After the May 2nd meeting in Brussel, where he refused the first ever draft statute on the creation of the Association, Kurti announced that the Management Team that compiled it, has been decommissioned.

“I fundamentally disagree with the draft. It represents the desire for a Republika Srpska in Kosova,” Kurti wrote on Twitter, sharing the document he showed to the Serbian President and the EU officials on his vision of the Association.
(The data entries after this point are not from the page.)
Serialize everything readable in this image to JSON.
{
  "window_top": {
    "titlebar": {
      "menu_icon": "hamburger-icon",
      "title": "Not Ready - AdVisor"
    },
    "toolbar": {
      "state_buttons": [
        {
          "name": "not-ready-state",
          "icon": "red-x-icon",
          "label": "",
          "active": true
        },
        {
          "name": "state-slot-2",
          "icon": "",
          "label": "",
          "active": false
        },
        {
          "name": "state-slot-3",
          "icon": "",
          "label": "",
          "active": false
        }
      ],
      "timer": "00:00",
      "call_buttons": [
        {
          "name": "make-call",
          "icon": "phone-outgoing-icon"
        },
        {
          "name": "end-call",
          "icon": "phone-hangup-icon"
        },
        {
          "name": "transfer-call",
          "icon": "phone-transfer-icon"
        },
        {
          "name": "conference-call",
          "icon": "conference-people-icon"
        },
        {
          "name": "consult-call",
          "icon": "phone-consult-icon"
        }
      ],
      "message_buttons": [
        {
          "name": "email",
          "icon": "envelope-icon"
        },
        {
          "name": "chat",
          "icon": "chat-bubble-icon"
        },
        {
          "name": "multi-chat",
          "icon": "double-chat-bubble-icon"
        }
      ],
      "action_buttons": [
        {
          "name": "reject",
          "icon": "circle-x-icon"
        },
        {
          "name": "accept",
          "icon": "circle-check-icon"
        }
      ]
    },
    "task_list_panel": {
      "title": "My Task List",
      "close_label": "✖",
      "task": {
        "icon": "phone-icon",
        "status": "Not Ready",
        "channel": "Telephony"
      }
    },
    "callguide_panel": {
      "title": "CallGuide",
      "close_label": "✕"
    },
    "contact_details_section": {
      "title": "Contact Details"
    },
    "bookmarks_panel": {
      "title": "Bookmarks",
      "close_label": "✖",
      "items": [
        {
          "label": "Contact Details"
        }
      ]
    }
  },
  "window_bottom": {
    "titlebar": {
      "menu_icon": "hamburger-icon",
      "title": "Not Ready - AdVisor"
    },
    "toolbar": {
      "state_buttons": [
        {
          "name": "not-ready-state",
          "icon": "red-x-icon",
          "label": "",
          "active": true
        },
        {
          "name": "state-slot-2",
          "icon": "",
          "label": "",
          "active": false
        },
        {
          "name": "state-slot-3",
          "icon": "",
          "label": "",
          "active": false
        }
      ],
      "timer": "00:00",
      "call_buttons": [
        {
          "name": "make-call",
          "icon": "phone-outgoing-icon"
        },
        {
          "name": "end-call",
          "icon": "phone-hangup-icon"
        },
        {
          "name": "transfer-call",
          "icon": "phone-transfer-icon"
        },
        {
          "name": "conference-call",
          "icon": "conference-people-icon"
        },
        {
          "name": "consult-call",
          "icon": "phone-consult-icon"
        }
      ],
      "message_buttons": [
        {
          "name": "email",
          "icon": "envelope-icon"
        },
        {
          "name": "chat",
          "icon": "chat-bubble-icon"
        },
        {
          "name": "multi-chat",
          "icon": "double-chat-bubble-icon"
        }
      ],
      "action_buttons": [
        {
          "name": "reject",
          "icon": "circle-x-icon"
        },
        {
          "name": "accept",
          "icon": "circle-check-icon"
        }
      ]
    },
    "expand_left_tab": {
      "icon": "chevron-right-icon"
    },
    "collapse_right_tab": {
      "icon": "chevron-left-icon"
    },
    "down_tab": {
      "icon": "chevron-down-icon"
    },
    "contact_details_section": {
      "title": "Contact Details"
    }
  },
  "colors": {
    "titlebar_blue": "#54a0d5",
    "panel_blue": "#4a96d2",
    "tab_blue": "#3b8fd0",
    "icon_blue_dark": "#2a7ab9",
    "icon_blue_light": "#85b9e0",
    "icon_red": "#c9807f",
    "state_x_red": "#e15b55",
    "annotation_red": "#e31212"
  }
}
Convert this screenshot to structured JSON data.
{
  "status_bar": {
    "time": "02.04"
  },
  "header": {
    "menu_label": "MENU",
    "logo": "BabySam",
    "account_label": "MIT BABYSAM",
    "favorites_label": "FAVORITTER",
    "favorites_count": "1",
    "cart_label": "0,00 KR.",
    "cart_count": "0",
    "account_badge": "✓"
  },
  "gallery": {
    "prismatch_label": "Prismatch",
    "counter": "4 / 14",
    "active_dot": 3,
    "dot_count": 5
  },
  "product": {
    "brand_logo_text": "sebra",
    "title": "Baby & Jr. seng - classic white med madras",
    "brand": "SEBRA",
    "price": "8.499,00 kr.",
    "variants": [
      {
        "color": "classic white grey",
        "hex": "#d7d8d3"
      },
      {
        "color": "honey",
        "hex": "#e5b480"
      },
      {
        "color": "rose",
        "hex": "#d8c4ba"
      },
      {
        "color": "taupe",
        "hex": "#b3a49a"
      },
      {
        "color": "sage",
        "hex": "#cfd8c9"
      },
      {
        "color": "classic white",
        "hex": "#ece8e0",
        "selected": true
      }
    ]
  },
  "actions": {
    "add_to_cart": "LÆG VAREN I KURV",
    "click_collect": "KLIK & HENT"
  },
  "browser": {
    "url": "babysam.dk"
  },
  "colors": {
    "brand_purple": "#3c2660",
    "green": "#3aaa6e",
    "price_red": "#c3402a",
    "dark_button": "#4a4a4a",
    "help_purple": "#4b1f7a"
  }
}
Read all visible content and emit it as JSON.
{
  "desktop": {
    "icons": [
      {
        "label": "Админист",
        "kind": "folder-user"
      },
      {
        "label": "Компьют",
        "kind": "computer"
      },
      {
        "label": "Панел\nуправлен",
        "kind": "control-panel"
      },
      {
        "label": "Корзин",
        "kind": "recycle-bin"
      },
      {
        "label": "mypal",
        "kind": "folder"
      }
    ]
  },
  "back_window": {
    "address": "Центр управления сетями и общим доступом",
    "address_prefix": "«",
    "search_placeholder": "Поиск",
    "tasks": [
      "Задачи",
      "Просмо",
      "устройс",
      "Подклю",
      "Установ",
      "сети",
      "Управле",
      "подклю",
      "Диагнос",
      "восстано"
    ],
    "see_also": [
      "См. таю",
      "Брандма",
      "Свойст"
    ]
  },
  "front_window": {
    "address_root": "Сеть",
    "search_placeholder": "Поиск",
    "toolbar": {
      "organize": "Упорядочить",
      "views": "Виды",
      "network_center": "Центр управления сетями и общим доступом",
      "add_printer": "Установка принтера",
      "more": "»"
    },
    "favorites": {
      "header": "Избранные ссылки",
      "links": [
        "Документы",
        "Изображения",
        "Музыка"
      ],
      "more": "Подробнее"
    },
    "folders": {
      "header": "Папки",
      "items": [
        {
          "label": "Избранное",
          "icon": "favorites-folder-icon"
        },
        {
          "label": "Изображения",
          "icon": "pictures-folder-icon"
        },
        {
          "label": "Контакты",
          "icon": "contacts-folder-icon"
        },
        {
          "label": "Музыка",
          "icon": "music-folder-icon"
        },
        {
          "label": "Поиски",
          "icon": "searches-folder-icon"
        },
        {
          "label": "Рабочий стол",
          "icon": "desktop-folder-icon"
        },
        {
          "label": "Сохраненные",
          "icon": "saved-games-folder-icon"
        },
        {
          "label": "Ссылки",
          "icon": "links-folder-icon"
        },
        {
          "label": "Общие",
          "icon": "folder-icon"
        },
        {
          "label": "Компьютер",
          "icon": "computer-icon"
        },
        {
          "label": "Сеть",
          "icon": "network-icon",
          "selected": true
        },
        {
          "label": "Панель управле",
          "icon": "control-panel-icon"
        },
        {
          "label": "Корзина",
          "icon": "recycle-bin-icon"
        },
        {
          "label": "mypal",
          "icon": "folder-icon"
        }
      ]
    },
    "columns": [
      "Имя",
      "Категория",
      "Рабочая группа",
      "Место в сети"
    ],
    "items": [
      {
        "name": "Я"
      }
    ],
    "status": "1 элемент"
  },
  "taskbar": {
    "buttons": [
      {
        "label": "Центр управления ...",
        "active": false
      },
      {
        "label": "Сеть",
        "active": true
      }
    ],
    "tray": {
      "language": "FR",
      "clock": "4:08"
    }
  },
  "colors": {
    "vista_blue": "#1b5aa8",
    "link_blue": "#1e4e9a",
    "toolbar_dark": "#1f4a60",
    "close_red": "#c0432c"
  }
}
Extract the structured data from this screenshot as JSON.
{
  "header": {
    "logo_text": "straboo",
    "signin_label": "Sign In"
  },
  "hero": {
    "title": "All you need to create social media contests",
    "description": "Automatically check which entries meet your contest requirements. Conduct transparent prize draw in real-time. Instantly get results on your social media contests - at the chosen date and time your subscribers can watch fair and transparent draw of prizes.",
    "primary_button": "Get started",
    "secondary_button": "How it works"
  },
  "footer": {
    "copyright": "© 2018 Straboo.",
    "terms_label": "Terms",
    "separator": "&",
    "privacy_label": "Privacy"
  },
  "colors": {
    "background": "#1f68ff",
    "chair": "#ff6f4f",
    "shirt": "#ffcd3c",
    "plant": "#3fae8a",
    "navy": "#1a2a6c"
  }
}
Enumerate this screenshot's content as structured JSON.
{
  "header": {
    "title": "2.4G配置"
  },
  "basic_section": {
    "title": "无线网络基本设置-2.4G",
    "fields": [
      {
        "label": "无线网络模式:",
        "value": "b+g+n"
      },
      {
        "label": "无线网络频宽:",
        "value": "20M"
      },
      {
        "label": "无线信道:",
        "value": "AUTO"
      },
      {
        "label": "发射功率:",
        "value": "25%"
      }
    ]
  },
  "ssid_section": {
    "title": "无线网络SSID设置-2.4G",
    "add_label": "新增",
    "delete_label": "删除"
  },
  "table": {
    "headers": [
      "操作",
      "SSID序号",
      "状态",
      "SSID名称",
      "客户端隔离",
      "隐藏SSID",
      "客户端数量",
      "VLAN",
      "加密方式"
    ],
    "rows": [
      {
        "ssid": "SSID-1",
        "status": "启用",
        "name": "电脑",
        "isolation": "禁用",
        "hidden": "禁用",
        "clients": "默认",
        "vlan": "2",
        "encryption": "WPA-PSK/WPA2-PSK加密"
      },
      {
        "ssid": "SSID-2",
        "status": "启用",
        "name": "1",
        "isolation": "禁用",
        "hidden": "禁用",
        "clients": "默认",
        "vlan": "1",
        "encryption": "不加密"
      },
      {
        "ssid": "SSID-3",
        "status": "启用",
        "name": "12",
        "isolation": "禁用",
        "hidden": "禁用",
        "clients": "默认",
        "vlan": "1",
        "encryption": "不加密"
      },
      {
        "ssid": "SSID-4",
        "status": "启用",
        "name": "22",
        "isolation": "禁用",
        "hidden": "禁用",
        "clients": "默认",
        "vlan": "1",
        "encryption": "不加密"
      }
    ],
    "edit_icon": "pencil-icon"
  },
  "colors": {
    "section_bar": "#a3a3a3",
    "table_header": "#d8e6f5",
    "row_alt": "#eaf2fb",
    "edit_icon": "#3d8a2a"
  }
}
In the document he presented in Brussel, Kurti declares that the implementation of Article 7 of the Basic Agreement must be compliant with the Constitution of the Republic of Kosova. To meet this ambition, Kurti says, a draft statute should be able to inter alia meet following cumulative criteria, respectively embrace these elements:

  • It will originate in the authorizations of the Council of Europe conventions, namely the Framework Convention;
  • It will offer the possibility to the members of the Serbian community in Kosova to promote and protect their interests through a self-management framework;
  • It will engender a non-territorial project, wherein all Serbs in Kosova are functionally represented in accordance with the principle of equality before the law and non-discrimination, and, on the basis of which, all Serbs in Kosova realize their right to free association in order to protect or advocate for political, national, cultural, social, economic and other rights and goals;
  • It will provide for a direct channel of communication with the Government of the Republic of Kosova, amongst others, through participation in the Consultative Council of Communities;
  • It will offer the possibility to be funded by the Government of the Republic of Kosova budget, international organizations, third-country institutions and donations, including from Serbia, which should all be routed through Kosova’s Ministry of Finance procedures and regulations;
  • It will envisage the possibility to cooperate with all institutions, including municipalities, for purposes of supporting their work and mission for its members;
  • It will fully recognize the constitutional characteristics of the Republic of Kosova such as respect for the independence, unity of the institutional system, territorial integrity of the Republic, and contribute to its full realization in practice;
  • It will make use of the present laws in offering the possibility to exercise certain not-for-profit services through establishing associations in the field of culture, art, science and education as well as scholarly and other associations for the expression, fostering and development of Serbs identity;
  • It will envisage the procedure for registration with Kosova’s Government body responsible for general administration and procedures for compliance with Kosova’s law in force;
  • It will ensure and promote respect for political pluralism, freedom of speech, freedom of association and the right to freely protect the political and religious identity of the Serbs in Kosova.

Lastly, Kurti says that this project should embody the shared determination of Kosovo and Serbia to stay genuine and committed to ensuring that their non-majority communities live up to the same standards of human rights protection, that leave no one behind.